The goal of the data set is to predict diagnostically whether a patient has diabetes or not, through various diagnostic measurements. Considering the constraints placed on the selection of the instances, we note that all patients are women of at least 21 years of Pima Indian origin. Among the features used there are the number of pregnancies the patient has had, her body mass index, insulin level, age, and so on. It contains 768 subjects with eight variables relevant to subjects.

Tables 5 and 6, Fig. 3 show the results for this data set. As can be noticed, by leveraging the advantages of RF algorithms that handle large datasets efficiently, we offer a greater explanation of their results.

As for the previous dataset, here we try to describe some pathways to provide an example of how our proposal helps the decision-maker to understand the relationships among the predictor interactions and the final classification in each terminal node.

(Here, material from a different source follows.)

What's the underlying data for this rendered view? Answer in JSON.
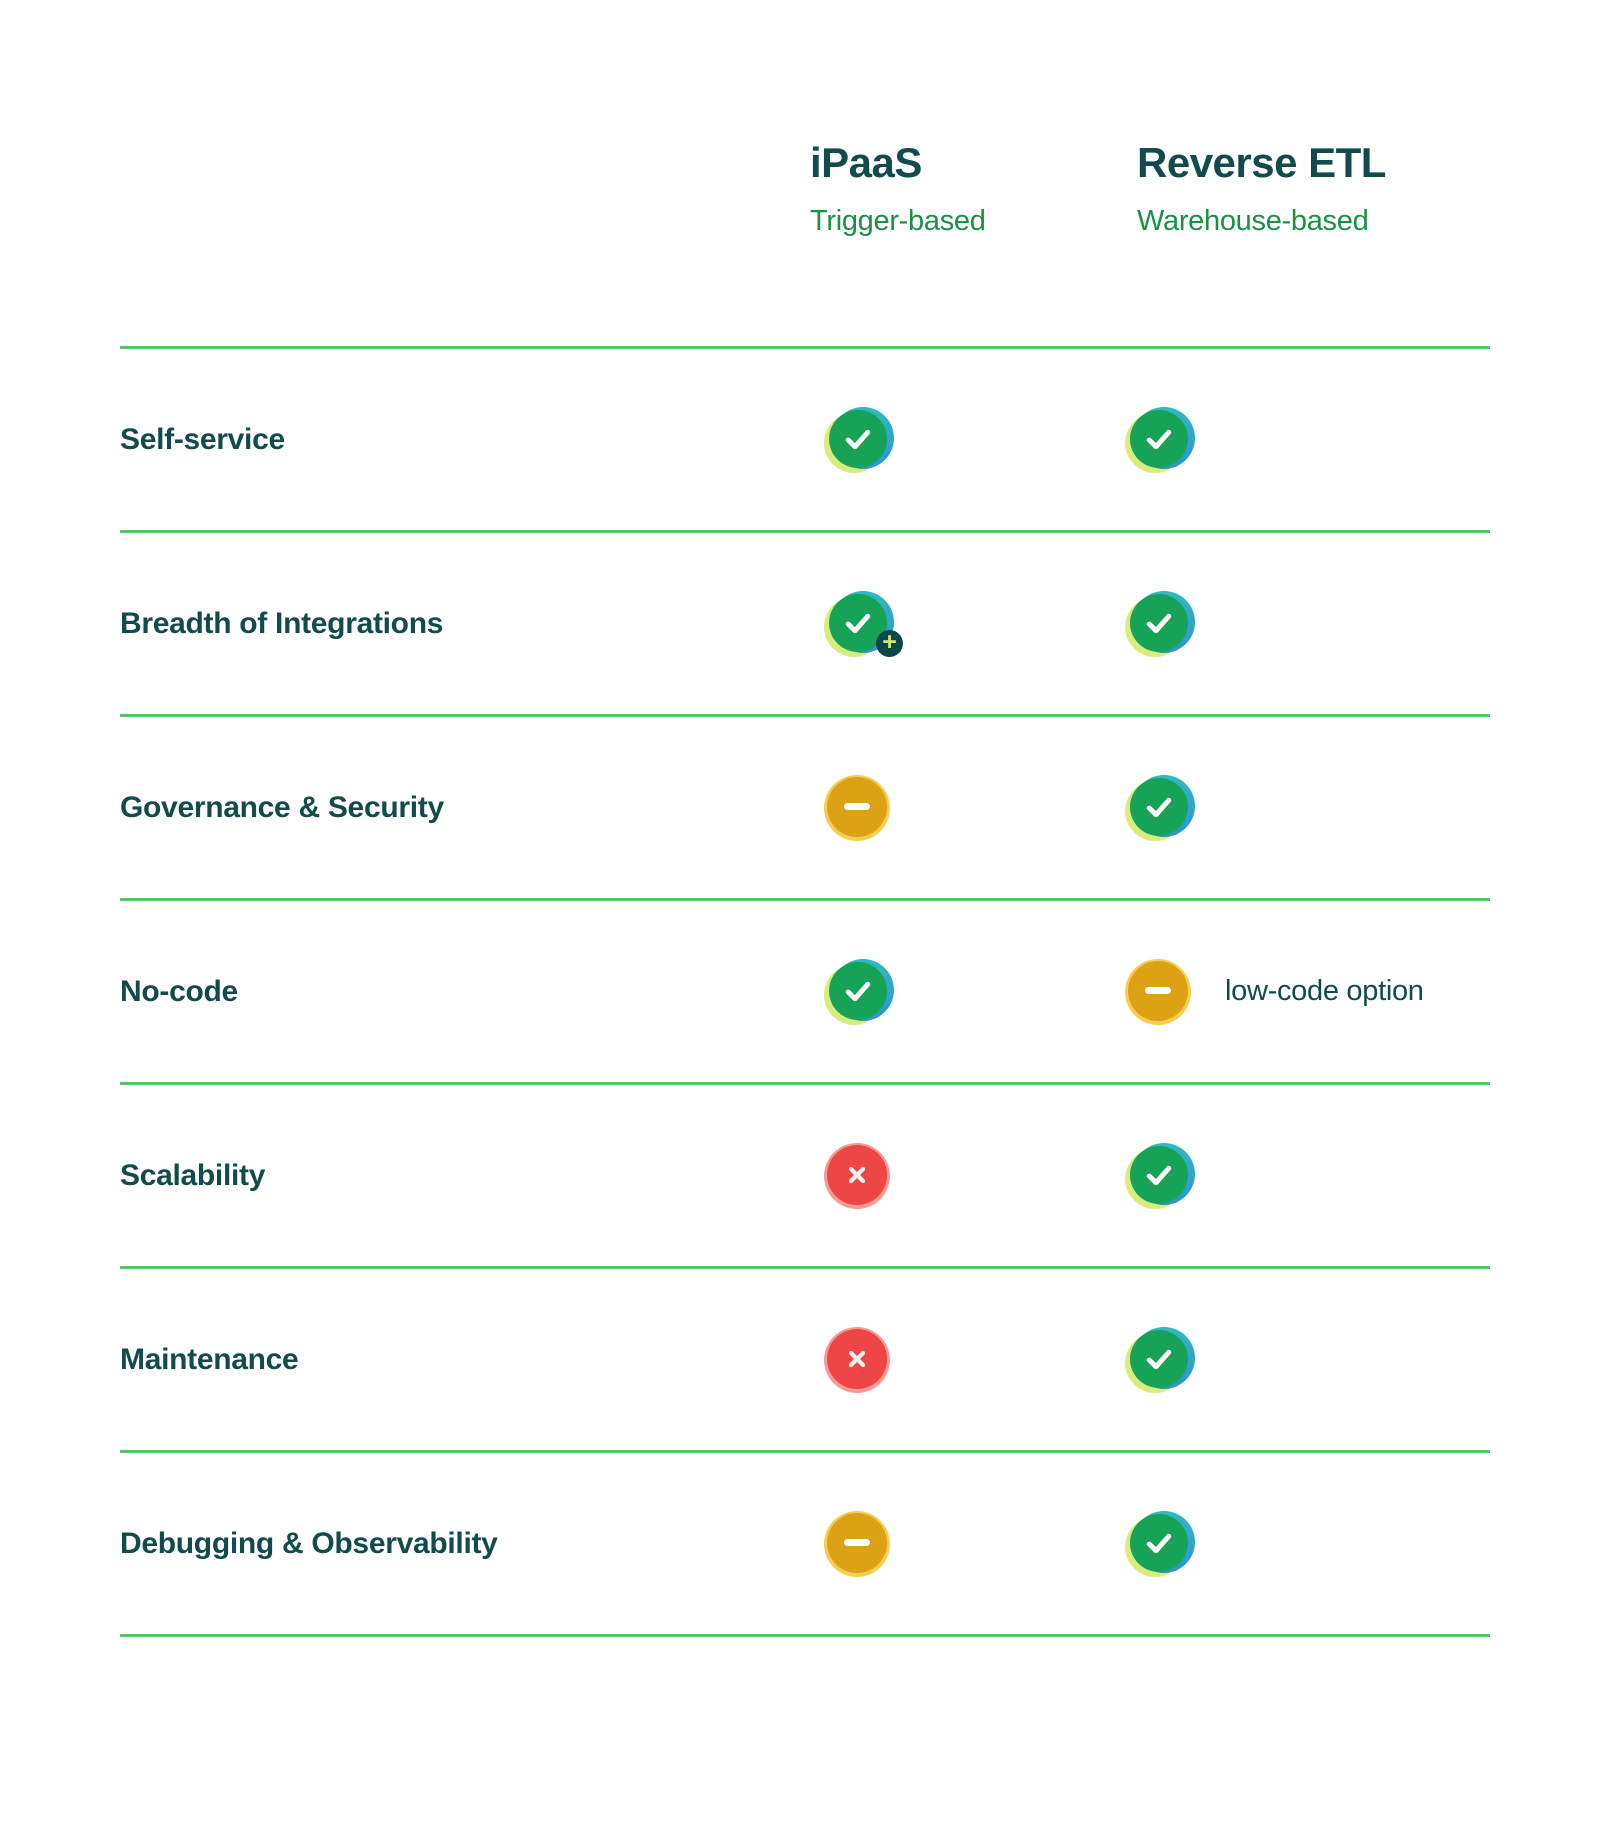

Patients with a BMI greater than 27.8 (t = 3), glucose less than or equal to 113 (t = 6), age less than or equal to 27 (t = 12), BMI less than or equal to 31.6 (t = 24) are classified as non-diabetic with a correct classification rate of 93%.

Fig. 3
figure 3

Diabetes data set: path visualization of the Explainable Ensemble Trees (E2Tree)

Table 5 Diabetes data set: results of the Explainable Ensemble Trees (E2Tree)
Table 6 Diabetes data set: path of the Explainable Ensemble Trees (E2Tree)

5 Conclusions

We have proposed an Explainable Ensemble Trees (E2Tree) aimed at explaining and graphically representing the relationships and interactions between the variables used to perform an ensemble method, i.e. random forest algorithm. The latter is a well-known supervised machine learning algorithm that creates many decision trees and combines the output of all trees. Compared to a decision tree, the main advantage of a random forest is the accuracy of prediction, but the main disadvantage is the lack of explainability of the final result. Nowadays, there are a lot of domains characterized by making critical decisions demanding explainability (e.g., medicine, finance, and marketing). To preserve the same advantages of an ensemble method while also ensuring its greater explainability, our proposal starts by defining a dissimilarity matrix measuring the discordance between two observations concerning a given classifier of a random forest model. Hence, we provide a dendrogram-like structure capable of explaining all the information contained in the output of a random forest algorithm. We want to stress that our proposal has no predictive purposes, since we aim to bridge the lack of interpretability typical of ensemble methods like a random forest model. We also want to point out that we refer to the accuracy in order to evaluate how our proposal reflects the accuracy of any benchmarking random forest. The proposed method ensures the following advantages: represents the ensemble process through a single tree-like structure; saves the accuracy performance of the ensemble process; and provides a powerful tool to explain iterations among predictors determining the final node classifications. The explainable power and the performances of our proposal are evaluated by real data sets from the UCI Machine Learning Repository. The results showed that by using E2Tree we provide a global explanation of the model and provide a powerful predictive tool. Our further aim is to extend this proposal to a regression framework and generalize the approach to other ensemble-tree methodologies.